Il senso di colpa auto-imposto comprende reazioni di colpa assai più tormentose delle prime. L’individuo è immobilizzato da cose che ha fatto di recente, ma che non sono necessariamente collegate alla sua infanzia. Si tratta del senso di colpa che ci si auto-impone allorché si viola una norma o il codice morale, ad esempio la legge di Dio. Ci si può contristare a lungo, benché il tormento non possa cambiare l’accaduto. Lo si prova anche quando abbiamo detto una frase infelice, messo qualcuno alla porta o non aiutato una persona nel bisogno, quando non siamo andati in chiesa perché troppo stanchi, ecc. Possiamo, considerare tale senso di colpa come il risultato del tentativo (fallito) di mettere in pratica la Parola di Dio e di essere coerente con quello in cui crediamo. Oppure, come reazione a certi standard che ci siamo imposti ma che in realtà non realizziamo, quali ad esempio fissare a priori un numero di capitoli della Bibbia da leggere ogni settimana, fare un favore a un vicino di casa, fare una bella sorpresa alla moglie per il suo compleanno, e così via. Il senso di colpa auto-imposto fa parte non solo della nostra fragilità, ma anche del nostro modo di vivere la religione, caratterizzato più dal dovere auto-imposto e dal fare, piuttosto che dall’essere in Cristo. Nel senso di colpa auto-imposto il credente è il solo auto-referente morale. Tale atteggiamento esclude l’attività dello Spirito Santo il quale è il solo che può “convincere di peccato” (Giovanni 16:18) e venire incontro alla nostra fragilità (Romani 8:26). Una religiosità così espressa non è in armonia con la semplicità e la fragilità dell’essere e della vita in generale e con la semplicità del vivere l’evangelo. Dal senso di colpa auto-imposto fluisce una risposta di auto-punizione e/o auto-assoluzione caratterizzata dal fare, dalla promessa di non peccare più, piuttosto che dall’accettazione della propria fragilità e dal perdono di Cristo.

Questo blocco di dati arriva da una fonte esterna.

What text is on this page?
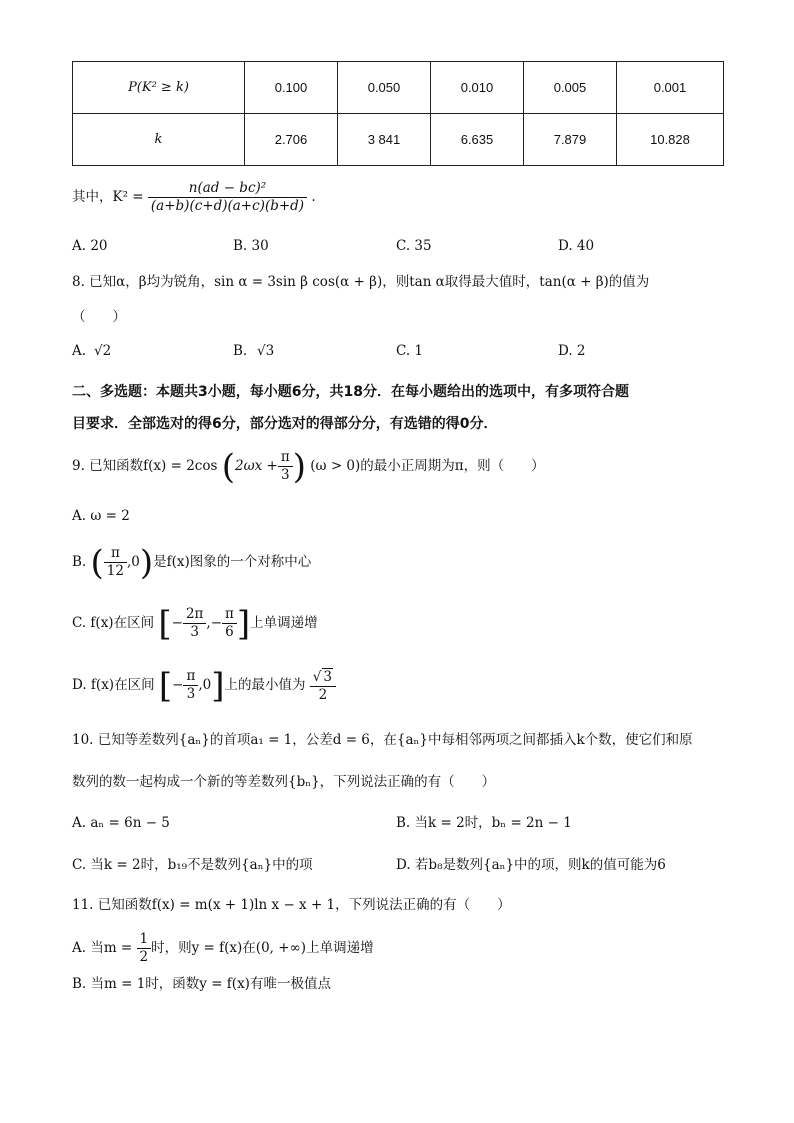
P(K² ≥ k)	0.100	0.050	0.010	0.005	0.001
k	2.706	3 841	6.635	7.879	10.828
其中，$K^2 = \frac{\text{n(ad − bc)²}}{(a+b)(c+d)(a+c)(b+d)}$ .
A. 20	B. 30	C. 35	D. 40
8. 已知α，β均为锐角，sin α = 3sin β cos(α + β)，则tan α取得最大值时，tan(α + β)的值为
（　　）
A. √2	B. √3	C. 1	D. 2
二、多选题：本题共3小题，每小题6分，共18分．在每小题给出的选项中，有多项符合题
目要求．全部选对的得6分，部分选对的得部分分，有选错的得0分．
9. 已知函数f(x) = 2cos ($2\omega x + \frac{\pi}{3}$ ) (ω > 0)的最小正周期为π，则（　　）
A. ω = 2
B. ( $\frac{\pi}{12} ,0$)是f(x)图象的一个对称中心
C. f(x)在区间 [− $\frac{2\pi}{3}$ ,− $\frac{\pi}{6}$ ]上单调递增
D. f(x)在区间 [− $\frac{\pi}{3} ,0$]上的最小值为 $\frac{√ 3}{2}$
10. 已知等差数列{aₙ}的首项a₁ = 1，公差d = 6，在{aₙ}中每相邻两项之间都插入k个数，使它们和原
数列的数一起构成一个新的等差数列{bₙ}，下列说法正确的有（　　）
A. aₙ = 6n − 5	B. 当k = 2时，bₙ = 2n − 1
C. 当k = 2时，b₁₉不是数列{aₙ}中的项	D. 若b₈是数列{aₙ}中的项，则k的值可能为6
11. 已知函数f(x) = m(x + 1)ln x − x + 1，下列说法正确的有（　　）
A. 当$m = \frac{1}{2}$ 时，则y = f(x)在(0, +∞)上单调递增
B. 当m = 1时，函数y = f(x)有唯一极值点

“Questo soltanto ho trovato: che Dio ha fatto l’uomo retto, ma gli uomini hanno cercato molti sotterfugi” (Ecclesiaste 7:29) per essere salvati e liberarsi dai sensi di colpa. “Io, io cancello i tuoi misfatti, per riguardo a me non ricordo più i tuoi peccati” (Isaia 43: 25). La religiosità mal vissuta crea degli uomini schiavi di se stessi, complessati e depressi, per questo Gesù ha affermato: “Conoscerete la verità (Gesù Cristo) e la verità (Gesù Cristo) vi farà liberi” (Giovanni 8:32, 14:6). Conoscere Gesù Cristo è importante, ma viverlo lo è ancora di più!